Coronavirus: 100,000 care home staff and residents to be tested

Plan to be enacted within 10 days, with full census of deaths in facilities since January

“The behaviour of the virus among vulnerable groups who live in these care settings continues to be a concern and this remains a priority for NPHET,” says chief medical officer Dr Tony Holohan. Photograph: Crispin Rodwell

“The behaviour of the virus among vulnerable groups who live in these care settings continues to be a concern and this remains a priority for NPHET,” says chief medical officer Dr Tony Holohan. Photograph: Crispin Rodwell

 

Up to 100,000 staff and residents of long-term residential care facilities are to be urgently tested for Covid-19 in an effort to bring the disease under control among vulnerable groups.

The testing blitz will take place over the next seven to 10 days, the National Public Health Emergency Team announced on Friday evening.

A census of deaths across all these facilities is to be carried out this weekend, covering all Covid-19 and non-Covid-19 deaths since the start of the year, regardless of how the deaths occurred, NPHET also announced.

The census has been called following persistent concerns over the possible under-reporting of coronavirus deaths, particularly among older people in nursing homes.

Deaths in residential care facilities account for more than half of all coronavirus deaths reported so far, with the deaths of large numbers of vulnerable patients in centres in Portlaoise and Dublin being revealed in recent days.

“The behaviour of the virus among vulnerable groups who live in these care settings continues to be a concern and this remains a priority for NPHET,” chief medical officer Dr Tony Holohan told a briefing .

Another 44 deaths of people diagnosed with Covid-19 were reported by NPHET, the highest daily total so far and an increase of one on the previous day’s total.

Covid-19 peak

However, this daily figure may include deaths occurring over a number of days but reported on the same day.
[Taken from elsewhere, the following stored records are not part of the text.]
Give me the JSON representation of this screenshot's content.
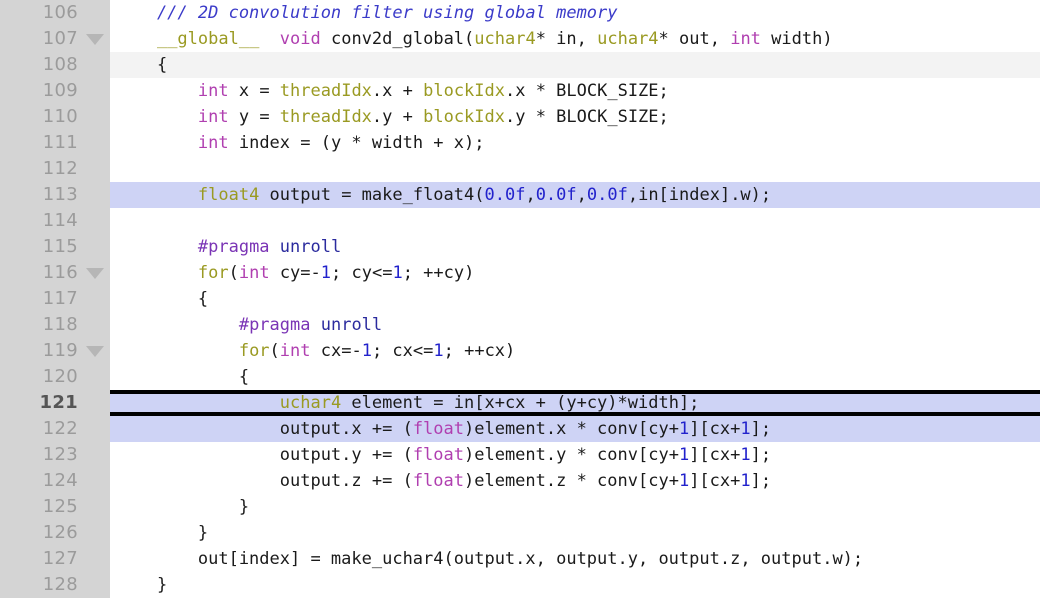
{
  "editor": {
    "title": "source-code-editor",
    "language": "cuda-c",
    "first_line_number": 106,
    "last_line_number": 128,
    "active_line_number": 121,
    "colors": {
      "gutter_bg": "#d4d4d4",
      "code_bg": "#ffffff",
      "lineno_fg": "#9b9b9b",
      "active_lineno_fg": "#555555",
      "highlight_bg": "#ced3f5",
      "subtle_bg": "#f3f3f3",
      "marker_rule": "#000000",
      "comment": "#3b3bc9",
      "keyword": "#b03fb0",
      "type": "#9a9a22",
      "number": "#2222cc",
      "preprocessor": "#7a34b5",
      "preprocessor_arg": "#2b2b9e",
      "plain_text": "#1a1a1a",
      "fold_triangle": "#b6b6b6"
    }
  },
  "lines": [
    {
      "number": "106",
      "fold": false,
      "highlight": false,
      "subtle": false,
      "rule_top": false,
      "rule_bottom": false,
      "active": false,
      "text": "/// 2D convolution filter using global memory",
      "tokens": [
        {
          "cls": "t-cmt",
          "text": "    /// 2D convolution filter using global memory"
        }
      ]
    },
    {
      "number": "107",
      "fold": true,
      "highlight": false,
      "subtle": false,
      "rule_top": false,
      "rule_bottom": false,
      "active": false,
      "text": "__global__ void conv2d_global(uchar4* in, uchar4* out, int width)",
      "tokens": [
        {
          "cls": "t-plain",
          "text": "    "
        },
        {
          "cls": "t-type",
          "text": "__global__"
        },
        {
          "cls": "t-plain",
          "text": "  "
        },
        {
          "cls": "t-kw",
          "text": "void"
        },
        {
          "cls": "t-plain",
          "text": " conv2d_global("
        },
        {
          "cls": "t-type",
          "text": "uchar4"
        },
        {
          "cls": "t-plain",
          "text": "* in, "
        },
        {
          "cls": "t-type",
          "text": "uchar4"
        },
        {
          "cls": "t-plain",
          "text": "* out, "
        },
        {
          "cls": "t-kw",
          "text": "int"
        },
        {
          "cls": "t-plain",
          "text": " width)"
        }
      ]
    },
    {
      "number": "108",
      "fold": false,
      "highlight": false,
      "subtle": true,
      "rule_top": false,
      "rule_bottom": false,
      "active": false,
      "text": "{",
      "tokens": [
        {
          "cls": "t-plain",
          "text": "    {"
        }
      ]
    },
    {
      "number": "109",
      "fold": false,
      "highlight": false,
      "subtle": false,
      "rule_top": false,
      "rule_bottom": false,
      "active": false,
      "text": "    int x = threadIdx.x + blockIdx.x * BLOCK_SIZE;",
      "tokens": [
        {
          "cls": "t-plain",
          "text": "        "
        },
        {
          "cls": "t-kw",
          "text": "int"
        },
        {
          "cls": "t-plain",
          "text": " x = "
        },
        {
          "cls": "t-type",
          "text": "threadIdx"
        },
        {
          "cls": "t-plain",
          "text": ".x + "
        },
        {
          "cls": "t-type",
          "text": "blockIdx"
        },
        {
          "cls": "t-plain",
          "text": ".x * BLOCK_SIZE;"
        }
      ]
    },
    {
      "number": "110",
      "fold": false,
      "highlight": false,
      "subtle": false,
      "rule_top": false,
      "rule_bottom": false,
      "active": false,
      "text": "    int y = threadIdx.y + blockIdx.y * BLOCK_SIZE;",
      "tokens": [
        {
          "cls": "t-plain",
          "text": "        "
        },
        {
          "cls": "t-kw",
          "text": "int"
        },
        {
          "cls": "t-plain",
          "text": " y = "
        },
        {
          "cls": "t-type",
          "text": "threadIdx"
        },
        {
          "cls": "t-plain",
          "text": ".y + "
        },
        {
          "cls": "t-type",
          "text": "blockIdx"
        },
        {
          "cls": "t-plain",
          "text": ".y * BLOCK_SIZE;"
        }
      ]
    },
    {
      "number": "111",
      "fold": false,
      "highlight": false,
      "subtle": false,
      "rule_top": false,
      "rule_bottom": false,
      "active": false,
      "text": "    int index = (y * width + x);",
      "tokens": [
        {
          "cls": "t-plain",
          "text": "        "
        },
        {
          "cls": "t-kw",
          "text": "int"
        },
        {
          "cls": "t-plain",
          "text": " index = (y * width + x);"
        }
      ]
    },
    {
      "number": "112",
      "fold": false,
      "highlight": false,
      "subtle": false,
      "rule_top": false,
      "rule_bottom": false,
      "active": false,
      "text": "",
      "tokens": []
    },
    {
      "number": "113",
      "fold": false,
      "highlight": true,
      "subtle": false,
      "rule_top": false,
      "rule_bottom": false,
      "active": false,
      "text": "    float4 output = make_float4(0.0f,0.0f,0.0f,in[index].w);",
      "tokens": [
        {
          "cls": "t-plain",
          "text": "        "
        },
        {
          "cls": "t-type",
          "text": "float4"
        },
        {
          "cls": "t-plain",
          "text": " output = make_float4("
        },
        {
          "cls": "t-num",
          "text": "0.0f"
        },
        {
          "cls": "t-plain",
          "text": ","
        },
        {
          "cls": "t-num",
          "text": "0.0f"
        },
        {
          "cls": "t-plain",
          "text": ","
        },
        {
          "cls": "t-num",
          "text": "0.0f"
        },
        {
          "cls": "t-plain",
          "text": ",in[index].w);"
        }
      ]
    },
    {
      "number": "114",
      "fold": false,
      "highlight": false,
      "subtle": false,
      "rule_top": false,
      "rule_bottom": false,
      "active": false,
      "text": "",
      "tokens": []
    },
    {
      "number": "115",
      "fold": false,
      "highlight": false,
      "subtle": false,
      "rule_top": false,
      "rule_bottom": false,
      "active": false,
      "text": "    #pragma unroll",
      "tokens": [
        {
          "cls": "t-plain",
          "text": "        "
        },
        {
          "cls": "t-pre",
          "text": "#pragma"
        },
        {
          "cls": "t-plain",
          "text": " "
        },
        {
          "cls": "t-pre2",
          "text": "unroll"
        }
      ]
    },
    {
      "number": "116",
      "fold": true,
      "highlight": false,
      "subtle": false,
      "rule_top": false,
      "rule_bottom": false,
      "active": false,
      "text": "    for(int cy=-1; cy<=1; ++cy)",
      "tokens": [
        {
          "cls": "t-plain",
          "text": "        "
        },
        {
          "cls": "t-type",
          "text": "for"
        },
        {
          "cls": "t-plain",
          "text": "("
        },
        {
          "cls": "t-kw",
          "text": "int"
        },
        {
          "cls": "t-plain",
          "text": " cy=-"
        },
        {
          "cls": "t-num",
          "text": "1"
        },
        {
          "cls": "t-plain",
          "text": "; cy<="
        },
        {
          "cls": "t-num",
          "text": "1"
        },
        {
          "cls": "t-plain",
          "text": "; ++cy)"
        }
      ]
    },
    {
      "number": "117",
      "fold": false,
      "highlight": false,
      "subtle": false,
      "rule_top": false,
      "rule_bottom": false,
      "active": false,
      "text": "    {",
      "tokens": [
        {
          "cls": "t-plain",
          "text": "        {"
        }
      ]
    },
    {
      "number": "118",
      "fold": false,
      "highlight": false,
      "subtle": false,
      "rule_top": false,
      "rule_bottom": false,
      "active": false,
      "text": "        #pragma unroll",
      "tokens": [
        {
          "cls": "t-plain",
          "text": "            "
        },
        {
          "cls": "t-pre",
          "text": "#pragma"
        },
        {
          "cls": "t-plain",
          "text": " "
        },
        {
          "cls": "t-pre2",
          "text": "unroll"
        }
      ]
    },
    {
      "number": "119",
      "fold": true,
      "highlight": false,
      "subtle": false,
      "rule_top": false,
      "rule_bottom": false,
      "active": false,
      "text": "        for(int cx=-1; cx<=1; ++cx)",
      "tokens": [
        {
          "cls": "t-plain",
          "text": "            "
        },
        {
          "cls": "t-type",
          "text": "for"
        },
        {
          "cls": "t-plain",
          "text": "("
        },
        {
          "cls": "t-kw",
          "text": "int"
        },
        {
          "cls": "t-plain",
          "text": " cx=-"
        },
        {
          "cls": "t-num",
          "text": "1"
        },
        {
          "cls": "t-plain",
          "text": "; cx<="
        },
        {
          "cls": "t-num",
          "text": "1"
        },
        {
          "cls": "t-plain",
          "text": "; ++cx)"
        }
      ]
    },
    {
      "number": "120",
      "fold": false,
      "highlight": false,
      "subtle": false,
      "rule_top": false,
      "rule_bottom": false,
      "active": false,
      "text": "        {",
      "tokens": [
        {
          "cls": "t-plain",
          "text": "            {"
        }
      ]
    },
    {
      "number": "121",
      "fold": false,
      "highlight": true,
      "subtle": false,
      "rule_top": true,
      "rule_bottom": true,
      "active": true,
      "text": "            uchar4 element = in[x+cx + (y+cy)*width];",
      "tokens": [
        {
          "cls": "t-plain",
          "text": "                "
        },
        {
          "cls": "t-type",
          "text": "uchar4"
        },
        {
          "cls": "t-plain",
          "text": " element = in[x+cx + (y+cy)*width];"
        }
      ]
    },
    {
      "number": "122",
      "fold": false,
      "highlight": true,
      "subtle": false,
      "rule_top": false,
      "rule_bottom": false,
      "active": false,
      "text": "            output.x += (float)element.x * conv[cy+1][cx+1];",
      "tokens": [
        {
          "cls": "t-plain",
          "text": "                output.x += ("
        },
        {
          "cls": "t-kw",
          "text": "float"
        },
        {
          "cls": "t-plain",
          "text": ")element.x * conv[cy+"
        },
        {
          "cls": "t-num",
          "text": "1"
        },
        {
          "cls": "t-plain",
          "text": "][cx+"
        },
        {
          "cls": "t-num",
          "text": "1"
        },
        {
          "cls": "t-plain",
          "text": "];"
        }
      ]
    },
    {
      "number": "123",
      "fold": false,
      "highlight": false,
      "subtle": false,
      "rule_top": false,
      "rule_bottom": false,
      "active": false,
      "text": "            output.y += (float)element.y * conv[cy+1][cx+1];",
      "tokens": [
        {
          "cls": "t-plain",
          "text": "                output.y += ("
        },
        {
          "cls": "t-kw",
          "text": "float"
        },
        {
          "cls": "t-plain",
          "text": ")element.y * conv[cy+"
        },
        {
          "cls": "t-num",
          "text": "1"
        },
        {
          "cls": "t-plain",
          "text": "][cx+"
        },
        {
          "cls": "t-num",
          "text": "1"
        },
        {
          "cls": "t-plain",
          "text": "];"
        }
      ]
    },
    {
      "number": "124",
      "fold": false,
      "highlight": false,
      "subtle": false,
      "rule_top": false,
      "rule_bottom": false,
      "active": false,
      "text": "            output.z += (float)element.z * conv[cy+1][cx+1];",
      "tokens": [
        {
          "cls": "t-plain",
          "text": "                output.z += ("
        },
        {
          "cls": "t-kw",
          "text": "float"
        },
        {
          "cls": "t-plain",
          "text": ")element.z * conv[cy+"
        },
        {
          "cls": "t-num",
          "text": "1"
        },
        {
          "cls": "t-plain",
          "text": "][cx+"
        },
        {
          "cls": "t-num",
          "text": "1"
        },
        {
          "cls": "t-plain",
          "text": "];"
        }
      ]
    },
    {
      "number": "125",
      "fold": false,
      "highlight": false,
      "subtle": false,
      "rule_top": false,
      "rule_bottom": false,
      "active": false,
      "text": "        }",
      "tokens": [
        {
          "cls": "t-plain",
          "text": "            }"
        }
      ]
    },
    {
      "number": "126",
      "fold": false,
      "highlight": false,
      "subtle": false,
      "rule_top": false,
      "rule_bottom": false,
      "active": false,
      "text": "    }",
      "tokens": [
        {
          "cls": "t-plain",
          "text": "        }"
        }
      ]
    },
    {
      "number": "127",
      "fold": false,
      "highlight": false,
      "subtle": false,
      "rule_top": false,
      "rule_bottom": false,
      "active": false,
      "text": "    out[index] = make_uchar4(output.x, output.y, output.z, output.w);",
      "tokens": [
        {
          "cls": "t-plain",
          "text": "        out[index] = make_uchar4(output.x, output.y, output.z, output.w);"
        }
      ]
    },
    {
      "number": "128",
      "fold": false,
      "highlight": false,
      "subtle": false,
      "rule_top": false,
      "rule_bottom": false,
      "active": false,
      "text": "}",
      "tokens": [
        {
          "cls": "t-plain",
          "text": "    }"
        }
      ]
    }
  ]
}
Dr Holohan clarified that April 7th, when 39 people died, marked the peak for deaths.

Additionally, 709 new cases of the virus have been confirmed, bringing the total number in the Republic to 13,980.

Asked about the flying-in of almost 200 Bulgarian fruit-pickers to Dublin by strawberry producer Keelings, Dr Holohan said he was “not comfortable” with the company’s action.

Keelings say the fruit-pickers were screened by doctors before they travelled and would spend 14 days in quarantine before working.

However, Dr Holohan said he was not aware of the event and it was not consistent with public health advice.

In a statement on Friday night, Taoiseach Leo Varadkar said he “shares the discomfort” expressed by Dr Holohan.

“I have therefore asked for an urgent review of the current rules and procedures to be carried out over the weekend,” he said. “That review will be considered by the Cabinet Committee on Covid-19 on Monday and any changes that are necessary in light of that review will be made.”

Public health officials also decided at their meeting on Friday to expand overall testing capacity to 100,000 tests a week, operating on a seven-day-a-week basis, for a minimum of six months.

The target, broadly similar to previous promises to ramp up testing to 15,000 tests a day, urgently needs to be met before any easing of Government restrictions can be contemplated. Dr Holohan said the increase in testing would happen “as soon as possible”.

Disease definition

Towards the end of next week, the case definition used to identify people with the virus will be changed to help pick up more cases of the disease, Dr Holohan added.

The supply of personal protective equipment (PPE) for healthcare workers was “perilous” last weekend but this issue has since been resolved with the arrival of “multiple” planeloads of PPE from China, each containing 30 million items, according to Health Service Executive chief clinical officer Dr Colm Henry.

Some concerns remained about the supply of respiratory masks, he said.

There are about 30,000 staff and 28,000 residents in nursing homes, while there are also about 11,000 beds in residential mental health units and disability centres.

Covid-19 is present in almost 30 per cent of nursing homes. There are currently 335 outbreaks in residential care facilities, of which 188 are in centres operated by private providers and 112 in HSE facilities. Another 28 are in centres run by section 38/39 organisations and funded largely by the HSE.

Of the total number of outbreaks, 196 are in nursing homes, though another 49 involve centres where older people are resident.

Meanwhile, the number of coronavirus deaths in Northern Ireland is at least one-third higher than previously reported, it was confirmed on Friday. Most of the additional recorded deaths took place in care homes and hospices.